Tuncer Bakırhan Van Büyükşehir Belediyesi’ne, Abdullah Öcalan’ın 1999’da tutuklandığı tarih olan 15 Şubat günü kayyım atandığını hatırlatarak “İktidar çözümsüzlükte ısrar eden yaklaşımlarıyla mesaj verdi. Biz çağrı bekliyorduk, onlar kayyumla mesaj verdiler. Açık açık soruyoruz: Fikrinde kayyum olanın, zikrinde barış olur mu?” dedi ve bunun barış umuduna saldırı olduğunu belirtti.
Tuncer Bakırhan şunları söyledi:
“Van Büyükşehir Belediyemize bir gece yarısı çetevari bir şekilde girdiler. O görüntüleri izleyen var mı bilmiyorum ama plastik mermilerle gaz bombalarıyla neredeyse insanları 3., 4. kattan atacak kadar gözü dönmüş bir şekilde Van halkının iradesini gasp etmeye çalıştılar. Bu darbe değil de nedir Allah aşkına.

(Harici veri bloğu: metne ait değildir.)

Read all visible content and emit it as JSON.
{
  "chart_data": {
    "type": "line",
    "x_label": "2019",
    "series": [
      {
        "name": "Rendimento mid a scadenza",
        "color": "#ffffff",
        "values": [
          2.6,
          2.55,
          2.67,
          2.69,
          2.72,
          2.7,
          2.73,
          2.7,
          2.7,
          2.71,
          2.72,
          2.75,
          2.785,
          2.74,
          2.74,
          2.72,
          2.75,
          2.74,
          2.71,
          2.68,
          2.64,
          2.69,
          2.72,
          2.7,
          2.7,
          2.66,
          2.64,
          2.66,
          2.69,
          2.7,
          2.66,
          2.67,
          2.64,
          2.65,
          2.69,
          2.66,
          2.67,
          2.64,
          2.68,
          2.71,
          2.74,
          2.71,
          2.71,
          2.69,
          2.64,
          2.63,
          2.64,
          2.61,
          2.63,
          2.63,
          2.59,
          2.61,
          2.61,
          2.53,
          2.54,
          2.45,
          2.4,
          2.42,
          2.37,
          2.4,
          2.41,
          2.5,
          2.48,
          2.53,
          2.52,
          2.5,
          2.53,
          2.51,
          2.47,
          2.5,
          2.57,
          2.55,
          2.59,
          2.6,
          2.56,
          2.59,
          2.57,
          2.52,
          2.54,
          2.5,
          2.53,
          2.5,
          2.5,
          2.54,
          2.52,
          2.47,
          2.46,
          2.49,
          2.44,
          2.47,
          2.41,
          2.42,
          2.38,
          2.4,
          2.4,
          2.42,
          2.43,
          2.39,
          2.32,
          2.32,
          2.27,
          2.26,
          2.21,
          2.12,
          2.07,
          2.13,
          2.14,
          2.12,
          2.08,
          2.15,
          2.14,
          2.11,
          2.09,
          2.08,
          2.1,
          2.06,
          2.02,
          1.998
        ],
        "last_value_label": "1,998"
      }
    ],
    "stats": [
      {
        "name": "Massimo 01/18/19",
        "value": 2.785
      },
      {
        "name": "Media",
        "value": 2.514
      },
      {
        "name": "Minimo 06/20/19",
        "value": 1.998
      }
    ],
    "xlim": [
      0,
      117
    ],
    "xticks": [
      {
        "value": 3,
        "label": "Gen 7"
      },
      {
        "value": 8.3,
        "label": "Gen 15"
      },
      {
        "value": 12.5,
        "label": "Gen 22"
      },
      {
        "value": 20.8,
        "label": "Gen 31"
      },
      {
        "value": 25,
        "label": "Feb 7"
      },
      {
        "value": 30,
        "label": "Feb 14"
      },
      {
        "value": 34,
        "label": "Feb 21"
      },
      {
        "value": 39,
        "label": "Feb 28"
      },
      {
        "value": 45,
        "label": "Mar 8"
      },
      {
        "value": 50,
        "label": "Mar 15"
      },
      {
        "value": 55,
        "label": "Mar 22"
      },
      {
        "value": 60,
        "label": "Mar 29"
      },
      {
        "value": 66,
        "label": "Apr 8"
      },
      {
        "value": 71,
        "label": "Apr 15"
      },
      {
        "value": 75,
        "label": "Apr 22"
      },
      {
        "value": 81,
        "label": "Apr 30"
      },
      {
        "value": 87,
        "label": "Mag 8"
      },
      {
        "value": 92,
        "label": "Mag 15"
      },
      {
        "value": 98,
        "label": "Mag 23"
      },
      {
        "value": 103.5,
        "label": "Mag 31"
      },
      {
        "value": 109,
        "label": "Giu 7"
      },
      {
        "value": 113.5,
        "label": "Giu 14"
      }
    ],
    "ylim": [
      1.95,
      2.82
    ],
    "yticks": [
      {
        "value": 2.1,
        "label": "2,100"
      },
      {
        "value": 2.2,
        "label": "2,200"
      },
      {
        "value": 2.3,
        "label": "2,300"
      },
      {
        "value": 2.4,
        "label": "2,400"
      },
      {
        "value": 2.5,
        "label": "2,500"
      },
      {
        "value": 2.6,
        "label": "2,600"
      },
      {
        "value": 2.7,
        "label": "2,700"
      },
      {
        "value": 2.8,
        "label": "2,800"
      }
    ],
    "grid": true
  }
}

Sizden büyük darbeci, sizden büyük vesayetçi mi var! 22 yıldır siyasi bir darbe ile yönetiyorsunuz. Van’da Kürt halkının iradesini yok sayanlar İstanbul’da ‘kent uzlaşısını’ hedef gösteriyor.”
HDK’ye yönelik operasyon
Tuncer Bakırhan da grup toplantısında HDK’ye yönelik düzenlenen operasyona da tepki gösterdi. Bakırhan şunları belirtti:
“Bu sabah HDK’ye yapılan operasyonda en az 52 arkadaşımız gözaltına alındı. Bu siyasi kırım operasyonu ülkenin barış, demokrasi ve çözüm arayışına yönelik topyekün bir saldırıdır. Bu baskıcı ve hukuksuz uygulamayı kınıyoruz, reddediyoruz. Her birimizin bu yolda alnımız aktır. Haklı mücadelemiz devam edecektir. HDK’yi savunmaya devam edeceğiz.”
Bahçeli’ye seslendi
“Buradan Bahçeli’ye sesleniyorum. Ortağınız barış umudunu yok etmek için son hızla devam diyor. Siz bu sürece doğum sancısı diyorsunuz, iktidarınız bu süreci ölü doğum yaptırmak için elinden gelen bütün çabayı ortaya koyuyor. Bugün ölü doğuma karşı durmak, Türk-Kürt ittifakını savunmak hepimizin görevidir. Sn. Erdoğan çözümün neresindedir Sn. Bahçeli? Bu soruyu biz de 85 milyon insan da merak ediyor.”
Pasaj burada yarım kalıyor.